Conversely, phytoestrogens can increase estrogen activities in women with low endogenous levels of estrogens, for example, postmenopausal women.

These findings have been confirmed in animal experiments and in a small number of human experimental studies [77, 89–91].

Meat and Dairy

Some studies have pointed to a high intake of meats as a risk factor for breast cancer, but other studies have not supported this [77].

Part of the discrepancy in findings may be the different levels of carcinogens and mutagens included in meat in different areas around the world.

Intake of dairy foods has not been found to be associated with risk for breast cancer, and a recent report from a large cohort study suggests a lower risk with a greater intake of low-fat dairy products in premenopausal women [92].

In that study, the multivariate RR comparing the >1 serving/day with the 3 servings/month intake categories were 0.68 (95% CI = 0.55–0.86) for low-fat dairy foods and 0.72 (95% CI = 0.56–0.91) for skim/low-fat milk.

Dairy calcium (>800 mg/day versus 200 mg/day; RR = 0.69, 95% CI = 0.48–0.98) and vitamin D (>500 IU/day versus 150 IU/day; RR = 0.72, 95% CI = 0.55–0.94) intakes were also inversely associated with premenopausal breast cancer risk [92].

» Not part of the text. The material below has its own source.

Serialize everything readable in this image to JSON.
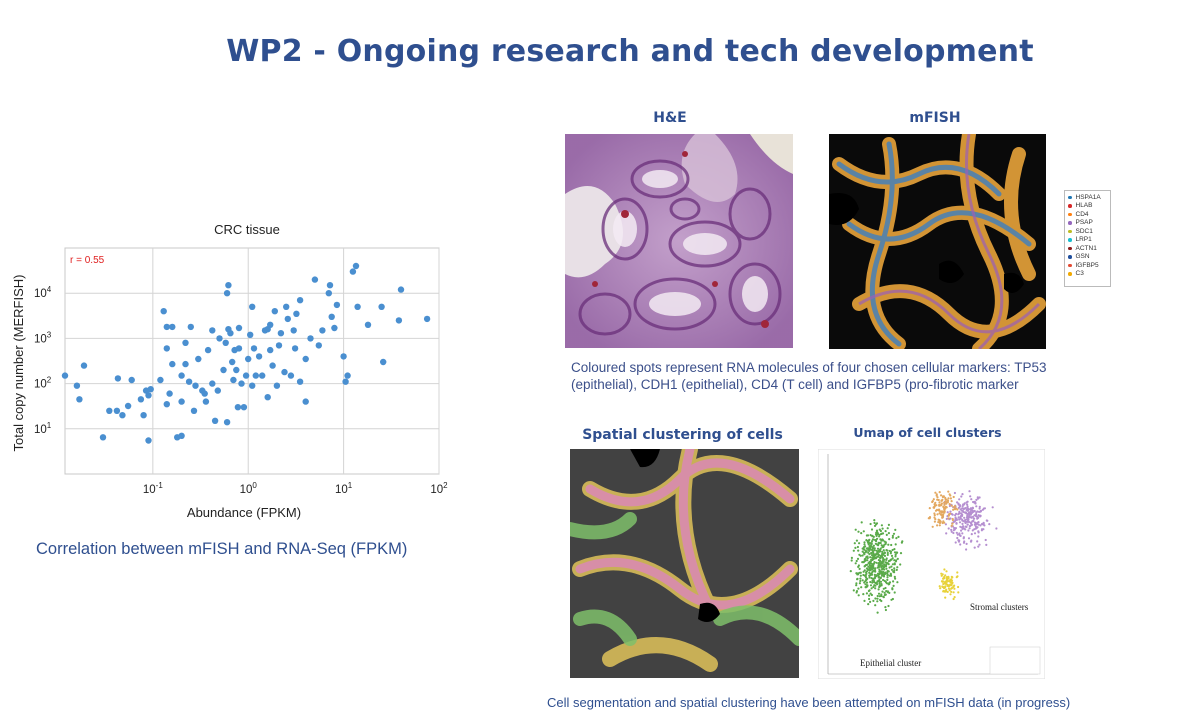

The fat content of dairy products may promote a greater risk for breast cancer through a greater energy intake in the diet. On the other hand, the high calcium and vitamin D contents of many dairy products may be protective against breast cancer [92].

Vitamins and Minerals

Several epidemiologic studies have investigated the association between dietary and supplement intakes of various vitamins and minerals and the risk of breast cancer.

Specific micronutrients that have been associated with a lower risk include carotenoids, folate, calcium, vitamin D, lycopene, and vitamin C [77, 93–95]. Those studies have had mixed results, however, and because they have all been observational, are not conclusive.

New analyses of prospective studies suggest that women with low folate intakes and greater alcohol intakes have a greater risk for breast cancer than nondrinkers with normal folate intakes [96, 97].

In the Nurses’ Health Study cohort, among women who consumed at least 15 g/day of alcohol, the risk of breast cancer was highest among those with low folate intakes [97]. For a total folate intake of at least 600 ΅g/day compared with 150–299 ΅g/day, the multivariate RR was 0.55 (95% CI = 0.39–0.76; trend p = 0.001).

Ann's NOTE: We have corresponded with many of the authors of studies looking at intake of fruits and vegetables. What we found was so interesting. Quite often the comparison of the high amount of fruits and vegetables would be one to two per week and the low one per month. This is nowhere near the National Cancer Institute's suggested '9 a Day'.

It is our contention that fruit and vegetable intake as a risk reduction for cancer has not yet been properly evaluated.

Remember we are NOT Doctors and have NO medical training.